A senior official said land was not being deducted for rushes where cows were grazing grass, but only where the land was obviously not being farmed and rushes had completely taken over.
Kerry county councillor Danny Healy-Rae said there was intense focus on farmers in Kerry and West Cork.
“Farmers around here are actually terrified,” he said, adding that the threat to farm incomes due to bad weather and farm inspections was leading to depression. In some cases, he said, the pressure was being identified as a factor in suicides.
“Rushes are being pinpointed by satellite, but it has been too wet down here to go out and cut the rushes,” he said.
The Department of Agriculture said it was dealing sensitively with farmers and that there was an appeals system against the most extreme penalties for ineligible land.
Where, for instance, it was found that over 20% of the land was not being farmed or “ineligible”, the farmer would lose all the single farm payment for a year, a department source said.

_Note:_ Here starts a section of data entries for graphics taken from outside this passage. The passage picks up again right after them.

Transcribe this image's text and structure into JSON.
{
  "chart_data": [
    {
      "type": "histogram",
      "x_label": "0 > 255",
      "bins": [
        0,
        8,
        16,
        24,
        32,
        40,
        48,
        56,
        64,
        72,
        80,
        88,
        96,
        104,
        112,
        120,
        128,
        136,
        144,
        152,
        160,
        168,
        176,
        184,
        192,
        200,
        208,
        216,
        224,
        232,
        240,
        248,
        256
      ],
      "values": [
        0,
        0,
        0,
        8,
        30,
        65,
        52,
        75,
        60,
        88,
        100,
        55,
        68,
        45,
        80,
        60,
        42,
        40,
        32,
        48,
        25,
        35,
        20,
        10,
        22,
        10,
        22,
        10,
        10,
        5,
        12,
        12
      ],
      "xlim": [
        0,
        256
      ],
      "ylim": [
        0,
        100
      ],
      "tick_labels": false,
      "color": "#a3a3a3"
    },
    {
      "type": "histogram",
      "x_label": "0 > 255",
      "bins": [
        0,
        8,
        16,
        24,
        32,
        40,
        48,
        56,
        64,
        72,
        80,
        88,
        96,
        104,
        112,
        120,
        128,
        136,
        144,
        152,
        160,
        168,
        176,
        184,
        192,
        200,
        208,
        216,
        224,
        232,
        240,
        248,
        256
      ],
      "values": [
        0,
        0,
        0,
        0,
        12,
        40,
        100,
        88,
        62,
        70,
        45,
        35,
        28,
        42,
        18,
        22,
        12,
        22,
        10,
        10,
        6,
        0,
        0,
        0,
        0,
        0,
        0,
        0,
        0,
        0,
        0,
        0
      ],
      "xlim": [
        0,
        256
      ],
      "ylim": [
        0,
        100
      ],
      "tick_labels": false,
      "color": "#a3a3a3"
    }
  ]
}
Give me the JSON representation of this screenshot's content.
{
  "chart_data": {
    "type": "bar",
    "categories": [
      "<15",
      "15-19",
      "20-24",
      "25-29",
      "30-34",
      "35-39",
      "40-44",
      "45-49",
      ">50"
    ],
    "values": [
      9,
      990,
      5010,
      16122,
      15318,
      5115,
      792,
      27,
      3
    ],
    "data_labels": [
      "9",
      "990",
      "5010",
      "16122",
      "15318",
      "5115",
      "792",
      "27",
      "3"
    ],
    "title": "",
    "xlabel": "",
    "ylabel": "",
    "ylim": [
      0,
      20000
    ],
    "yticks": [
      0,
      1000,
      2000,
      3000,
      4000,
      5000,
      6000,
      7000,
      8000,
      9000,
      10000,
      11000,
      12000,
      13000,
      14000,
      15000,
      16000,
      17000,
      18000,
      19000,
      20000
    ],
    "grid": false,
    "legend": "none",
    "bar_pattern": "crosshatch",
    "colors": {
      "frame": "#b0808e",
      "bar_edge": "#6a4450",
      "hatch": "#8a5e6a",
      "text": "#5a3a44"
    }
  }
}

In extreme cases, of half the farm being found to be rock and furze and so on, the farmer would be penalised for three years, as well as not receiving the single farm payment. All of this could be appealed.
However, the majority of infringements were between 3% and 20%. Inspectors and officials were very mindful of the pressures farmers were under, the department insisted. “The EU expect people to farm the land,” said a spokesperson.
Previously, all land would have been included in grant applications, but the EU is now demanding increased scrutiny.